What you disagreed with
In the introduction, the authors bemoan that, “Even while we continue to accent discipleship, we have muted the passionate, even sacrificial, commitment to evangelism.” While discipleship and evangelism could be seen as two distinct doctrines within Christianity, it seems dangerous to polarize them.
To say that Anabaptists are strong in discipleship while neglecting evangelism takes evangelism out of the discipleship process and makes it more of an event than an ongoing story of a person with God. Although evangelism is sometimes seen as a stand-alone moment inside the Christian journey, it could also be seen as a step in the discipleship process. This would conjoin both the work of salvation and the sanctification process in every believer.

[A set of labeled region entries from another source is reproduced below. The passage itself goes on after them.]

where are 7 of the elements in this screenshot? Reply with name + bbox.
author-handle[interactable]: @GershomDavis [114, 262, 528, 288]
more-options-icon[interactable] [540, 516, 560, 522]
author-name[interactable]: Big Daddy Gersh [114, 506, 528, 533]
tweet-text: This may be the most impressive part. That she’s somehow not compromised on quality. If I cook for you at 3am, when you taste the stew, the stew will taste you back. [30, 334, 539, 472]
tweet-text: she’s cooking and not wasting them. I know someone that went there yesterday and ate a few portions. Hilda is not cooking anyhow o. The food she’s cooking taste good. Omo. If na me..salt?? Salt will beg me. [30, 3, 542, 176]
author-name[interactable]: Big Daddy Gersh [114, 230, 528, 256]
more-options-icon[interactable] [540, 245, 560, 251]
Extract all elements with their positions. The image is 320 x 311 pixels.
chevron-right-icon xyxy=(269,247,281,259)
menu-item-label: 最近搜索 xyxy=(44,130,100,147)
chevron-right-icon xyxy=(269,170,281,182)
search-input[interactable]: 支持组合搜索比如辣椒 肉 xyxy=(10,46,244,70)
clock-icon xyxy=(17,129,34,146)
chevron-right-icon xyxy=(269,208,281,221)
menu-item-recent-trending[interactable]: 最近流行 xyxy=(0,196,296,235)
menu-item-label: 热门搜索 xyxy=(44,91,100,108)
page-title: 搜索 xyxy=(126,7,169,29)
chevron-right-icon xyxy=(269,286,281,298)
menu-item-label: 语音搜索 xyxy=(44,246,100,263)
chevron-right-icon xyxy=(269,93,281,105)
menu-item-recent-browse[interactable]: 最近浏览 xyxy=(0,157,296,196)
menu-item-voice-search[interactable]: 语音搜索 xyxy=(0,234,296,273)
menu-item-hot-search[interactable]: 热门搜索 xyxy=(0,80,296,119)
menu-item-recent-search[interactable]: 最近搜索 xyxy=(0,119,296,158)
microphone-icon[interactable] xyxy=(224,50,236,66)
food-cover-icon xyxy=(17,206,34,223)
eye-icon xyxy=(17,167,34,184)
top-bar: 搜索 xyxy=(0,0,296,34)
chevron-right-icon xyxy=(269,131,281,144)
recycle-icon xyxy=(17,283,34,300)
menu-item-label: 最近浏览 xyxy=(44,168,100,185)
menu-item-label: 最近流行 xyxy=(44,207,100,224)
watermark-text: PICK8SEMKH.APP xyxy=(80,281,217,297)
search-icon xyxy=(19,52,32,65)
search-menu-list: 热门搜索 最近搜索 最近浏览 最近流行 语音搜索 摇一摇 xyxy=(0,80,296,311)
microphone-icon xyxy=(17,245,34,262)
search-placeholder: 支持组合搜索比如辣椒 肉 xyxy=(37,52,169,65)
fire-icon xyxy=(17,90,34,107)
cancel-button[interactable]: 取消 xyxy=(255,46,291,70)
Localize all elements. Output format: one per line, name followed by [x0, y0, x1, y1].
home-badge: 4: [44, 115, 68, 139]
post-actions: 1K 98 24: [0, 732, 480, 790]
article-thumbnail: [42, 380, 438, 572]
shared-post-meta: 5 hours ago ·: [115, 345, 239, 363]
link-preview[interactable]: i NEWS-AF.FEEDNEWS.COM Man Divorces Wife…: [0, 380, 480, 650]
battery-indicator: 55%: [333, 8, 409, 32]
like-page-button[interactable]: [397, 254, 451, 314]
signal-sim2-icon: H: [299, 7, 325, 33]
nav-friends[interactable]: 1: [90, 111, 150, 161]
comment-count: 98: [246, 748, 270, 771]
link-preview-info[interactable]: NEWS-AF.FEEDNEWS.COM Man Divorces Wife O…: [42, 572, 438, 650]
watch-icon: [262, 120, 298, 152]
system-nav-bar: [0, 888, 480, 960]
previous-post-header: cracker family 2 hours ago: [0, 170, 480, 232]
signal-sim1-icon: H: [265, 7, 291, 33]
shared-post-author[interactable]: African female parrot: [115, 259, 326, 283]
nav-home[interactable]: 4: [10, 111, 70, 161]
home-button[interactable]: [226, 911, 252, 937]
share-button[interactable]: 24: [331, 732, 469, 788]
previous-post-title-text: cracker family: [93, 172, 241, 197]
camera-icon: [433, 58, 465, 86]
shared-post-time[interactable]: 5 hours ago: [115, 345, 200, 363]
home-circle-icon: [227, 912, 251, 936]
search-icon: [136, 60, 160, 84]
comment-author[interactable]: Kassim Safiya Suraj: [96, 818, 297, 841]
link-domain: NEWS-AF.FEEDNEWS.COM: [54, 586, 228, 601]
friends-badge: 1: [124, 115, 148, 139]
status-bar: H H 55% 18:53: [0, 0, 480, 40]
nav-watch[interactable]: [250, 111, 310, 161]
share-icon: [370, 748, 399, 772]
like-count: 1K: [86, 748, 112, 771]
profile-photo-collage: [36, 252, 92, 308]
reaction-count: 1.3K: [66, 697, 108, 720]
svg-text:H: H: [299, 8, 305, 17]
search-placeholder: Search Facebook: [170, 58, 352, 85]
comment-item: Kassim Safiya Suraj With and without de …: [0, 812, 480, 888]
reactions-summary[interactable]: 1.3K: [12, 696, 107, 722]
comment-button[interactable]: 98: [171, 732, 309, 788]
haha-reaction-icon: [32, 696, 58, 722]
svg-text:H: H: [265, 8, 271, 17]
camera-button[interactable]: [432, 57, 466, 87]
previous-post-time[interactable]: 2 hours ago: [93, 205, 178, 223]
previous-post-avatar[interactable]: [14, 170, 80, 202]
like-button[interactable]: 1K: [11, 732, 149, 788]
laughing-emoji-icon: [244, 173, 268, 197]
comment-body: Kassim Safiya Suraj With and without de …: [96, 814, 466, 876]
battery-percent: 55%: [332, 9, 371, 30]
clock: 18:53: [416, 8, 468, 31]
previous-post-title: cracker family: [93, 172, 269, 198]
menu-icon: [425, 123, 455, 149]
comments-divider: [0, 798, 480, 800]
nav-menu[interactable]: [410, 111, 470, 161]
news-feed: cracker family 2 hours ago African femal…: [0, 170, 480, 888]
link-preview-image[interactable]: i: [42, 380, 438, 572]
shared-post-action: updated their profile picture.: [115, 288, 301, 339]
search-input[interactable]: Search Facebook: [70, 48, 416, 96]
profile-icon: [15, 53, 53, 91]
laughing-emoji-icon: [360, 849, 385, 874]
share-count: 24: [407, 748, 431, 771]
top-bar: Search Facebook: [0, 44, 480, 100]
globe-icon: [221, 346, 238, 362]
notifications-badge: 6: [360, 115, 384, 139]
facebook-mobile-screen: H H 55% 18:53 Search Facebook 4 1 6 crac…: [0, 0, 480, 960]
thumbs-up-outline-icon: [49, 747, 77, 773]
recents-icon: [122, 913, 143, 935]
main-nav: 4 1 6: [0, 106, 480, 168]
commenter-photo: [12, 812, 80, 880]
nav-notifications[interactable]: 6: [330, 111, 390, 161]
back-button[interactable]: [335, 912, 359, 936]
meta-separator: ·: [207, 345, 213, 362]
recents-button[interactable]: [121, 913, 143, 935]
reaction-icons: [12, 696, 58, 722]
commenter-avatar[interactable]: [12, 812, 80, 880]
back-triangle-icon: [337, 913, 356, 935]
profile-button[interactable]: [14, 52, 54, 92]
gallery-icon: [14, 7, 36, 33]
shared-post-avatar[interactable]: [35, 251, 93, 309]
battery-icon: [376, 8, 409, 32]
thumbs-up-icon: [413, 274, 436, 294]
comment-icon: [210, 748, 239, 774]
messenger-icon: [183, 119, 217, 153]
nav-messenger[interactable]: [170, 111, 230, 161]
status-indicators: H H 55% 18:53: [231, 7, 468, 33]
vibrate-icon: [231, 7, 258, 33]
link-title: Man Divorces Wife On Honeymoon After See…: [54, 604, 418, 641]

However, I would agree that today’s generation needs to find ways to be effective evangelists within the discipleship process. We do need to continue to accent discipleship, but include sacrificial evangelism as part of the process. Transforming our thoughts from entitlement to sacrifice is a generational challenge we face in Christian maturity.
Who should read this book?
Each church should consider the sacrifice they must make to include evangelism as a key (if not central) aspect of their congregation’s commitment to mission both locally and globally.
Church leaders would particularly benefit from these principles as they look for theological purposes for their church.
Those considering career mission or those exploring evangelism would also benefit tremendously from reading the convictions presented here.
The third and final group who should read God’s People In Mission are those who simply want to understand the distinctives of Anabaptists. Every chapter includes insights into the narrative of Anabaptists including many dynamics of their historical background or the stimulant which keeps them inspired.
“As the Global South increases its engagement in cross-cultural mission, we now have the opportunity, as a polycentric community in mission, to discern what more thoughtful, sensitive and appropriate approaches in mission might look like. We can learn from each other, and from the past, in the hope of not repeating the mistakes of a previous era.”
Watching diverse nationalities working together towards mission is an exciting part of the new mission movement. North Americans, Europeans, Africans, South Americans, Asians, and Middle Easterners sharing the call to bring the gospel to every ethnic group is turning global mission into a partnership movement. As this continues, each group will need to discover their unique contribution to the process.